Lumbar Anatomy

Lumbar Abnormalities
Mid-sagittal section view of the normal lower lumbar spine of a young female. The black arrows indicate normal disc height and anatomy. The following structures are labeled and easily identifiable: the nucleus pulposus (NP) of the L4-L5 disc, the large Batson's plexus of veins (BP), the cauda equina (CE), and the ligamentum flavum (LF).

Lateral sagittal section through the pedicles of the same specimen. The distinct texture of the lamella of the lateral portion of the annulus fibrosus (AF) can be seen. The L4 nerve root (NR) can bee seen as it exits beneath the L4 pedicle (P). The pristine cartilage of the facet joints (F) can be easily seen. The black arrow indicates normal lipping of the posterior inferior vertebral endplate.

Axial cross section at the mid-pedicle level of a normal lumbar vertebra. The coarse trabecular pattern of cancellous bone in the vertebral body (VB) can be readily identified. Note how the trabecular bone becomes more dense as it nears and enters the pedicles (P). Individual nerve roots can be seen suspended within the cauda equina (CE). The facet joints (F) are clearly visible and contain pristine cartilaginous surfaces. The vessels of Batson's plexus can be identified between the posterior vertebral body and the cauda equina.

Coronal section through a normal spine at the pedicles (P) of L2, L3, and L4. The L2-L4 nerve roots (NR) can be seen exiting the cauda equina (CE). Note how the dorsal root ganglia (G) are positioned beneath the pedicles at each level. Also note that the superior nerve roots run close to the lateral margins of the pedicles beneath. The black areas lateral to the cauda equina on both sides between L2 and L3 identify Batson's plexus.

Sagittal view cross-section of a degenerated L4-S1 vertebral segment. The L4-L5 disc (DD) bulges anteriorly beneath the ALL and posteriorly into the lateral recess, abutting the thickened ligamentum flavum (LF). The epidural veins are completely blocked. The L5-S1 disc is completely resorbed with total loss of disc height.

This sagittal section shows severe degenerative changes of the L4-5 motion segment. Note the almost complete resorption of the disc (D) with marked sclerosis (S) of the endplates and osteophyte (O) encroachment into the spinal canal. There is significant overriding of the articular surfaces with osteophyte (O) development on both the superior and inferior margins. There is infolding and redundancy of the ligamentum flavum (LF) further compromising space in the intervertebral foramen. The black area in the foramen is Batson's plexus of veins.
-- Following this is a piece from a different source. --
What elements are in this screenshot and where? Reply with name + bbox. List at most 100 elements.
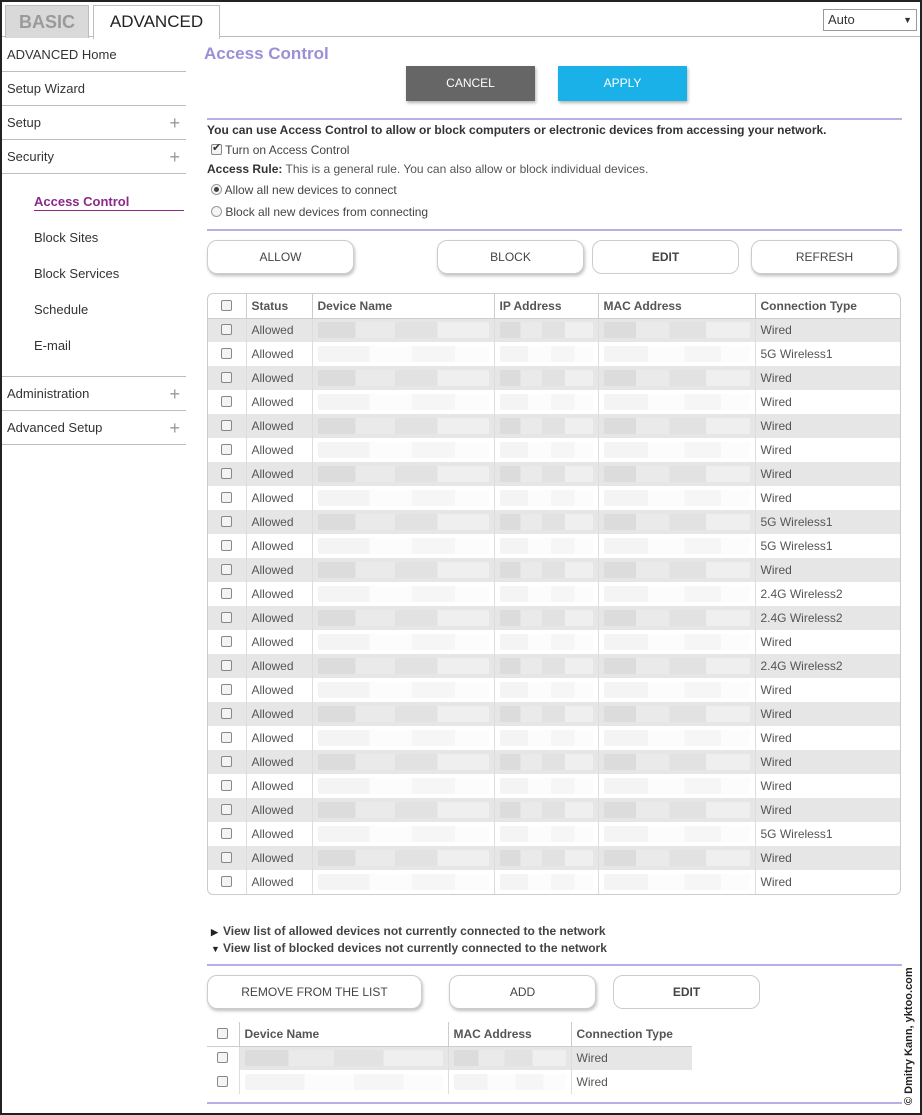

Sagittal cross section through the pedicles of a severely degenerated lower lumbar segment. The L5-S1 disc is almost completely degenerated, and there is marked sclerosis of both the inferior endplate of L5 and the superior endplate of S1. As a result of the loss of disc height, the L5 nerve root is being "guillotined" by the L5 pedicle above. There is marked overriding of the L5-S1 articular processes with a complete loss of surface cartilage. Compare this with the cartilage surfaces of the L4-L5 facet joint.

Axial view cross-section at the L4 vertebra reveals significant central and lateral recess stenosis. The white arrows indicate sclerosis and osteophyte development at the vertebral body. Osteophyte development (O) can also be seen on the superior articular processes. Note how the osteophytes bridge across and compromise the lateral recess space. The ligamentum flavum (LF) is redundant on both sides and severely limits the central canal.

Axial view cross-section at the L4-L5 disc level revealing severe degenerative spinal stenosis. The disc is compressing on the thecal sac anteriorly. The nerve roots of the cauda equina (CE) are severely compressed by the ligamentum flava (LF) posteriorly. Deterioration can also be seen at the facet joints (F).

Axial cross-section at the L5-S1 level. A foraminal herniation (H) of the L5-S1 disc has tracked upward behind the L5 body. The herniation displaces the L5 dorsal root ganglion (G) laterally and slightly superiorly and flattens the medial border of the ganglion.

Sagittal cross-section of a thoracolumbar compression fracture. The anterior compression of the vertebral body portion and retropulsion of a large triangular bone fragment (outlined) suggest a flexion-compression mechanism. The facet joints are bruised but not fractured.

Sagittal view of a Chance-like fracture/dislocation of the thoracolumbar spine. In this situation the injury has occurred through the T12-L1 disc space. There is associated complete disruption of the posterior ligaments. The T12 body is translated anteriorly over L1. Arrows indicate a hematoma in the conus medullaris.

Sagittal cross-section of a thoracolumbar spine showing osteoblastic tumor invading L1. This typically is associated with metastatic disease from the prostate gland. There are endplate irregularities with circumferential expansion of the vertebral body.